“You are lying to me,” she said in a dreadful voice. “He's dead!”
“He is not dead, Natalie.” He tried to put her into a chair, but she resisted him fiercely.
“Let me alone. I want to see that telegram.”
And, very reluctantly, at last he gave it to her. Graham was severely wounded. It was from a man in his own department at Washington who had just seen the official list. The nature of his wounding had not been stated.
Natalie looked up from the telegram with a face like a painted mask.
“This is your doing,” she said. “You wanted him to go. You sent him into this. He will die, and you will have murdered him.”

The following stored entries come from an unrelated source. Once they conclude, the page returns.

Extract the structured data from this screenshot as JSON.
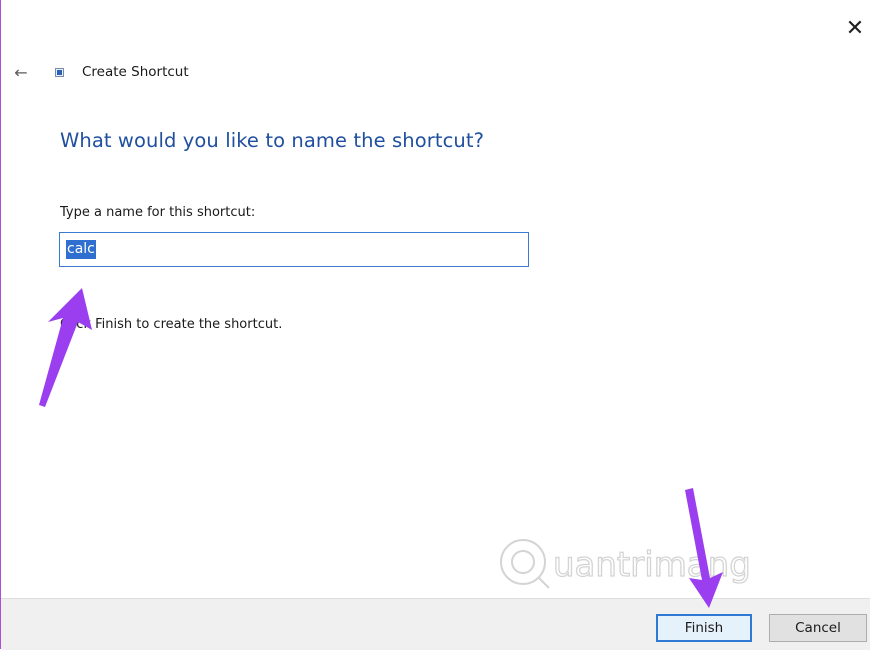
{
  "window": {
    "close_symbol": "✕",
    "back_symbol": "←",
    "title": "Create Shortcut"
  },
  "main": {
    "heading": "What would you like to name the shortcut?",
    "field_label": "Type a name for this shortcut:",
    "input_value": "calc",
    "instruction": "Click Finish to create the shortcut."
  },
  "footer": {
    "finish_label": "Finish",
    "cancel_label": "Cancel"
  },
  "watermark": {
    "text": "uantrimang"
  },
  "icons": {
    "close": "close-icon",
    "back": "arrow-left-icon",
    "shortcut": "shortcut-icon"
  },
  "colors": {
    "heading": "#1f4f9e",
    "selection": "#2f6fd0",
    "annotation_arrow": "#9b3ef0",
    "default_button_border": "#2f78d4"
  }
}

The thought came to him, in that hour of stress, that she was right. Pitifully, damnably right. He had not wanted Graham to go, but he had wanted him to want to go. A thousand thoughts flashed through his mind, of Delight, sleeping somewhere quietly after her day's work at the camp; of Graham himself, of that morning after the explosion, and his frank, pitiful confession. And again of Graham, suffering, perhaps dying, and with none of his own about him. And through it all was the feeling that he must try to bring Natalie to reason, that it was incredible that she should call him his own son's murderer.
“We must not think of his dying,” he said. “We must only think that he is going to live, and to come back to us, Natalie dear.”
She flung off the arm he put around her.
“And that,” he went on, feeling for words out of the dreadful confusion in his mind, “if—the worst comes, that he has done a magnificent thing. There is no greater thing, Natalie.”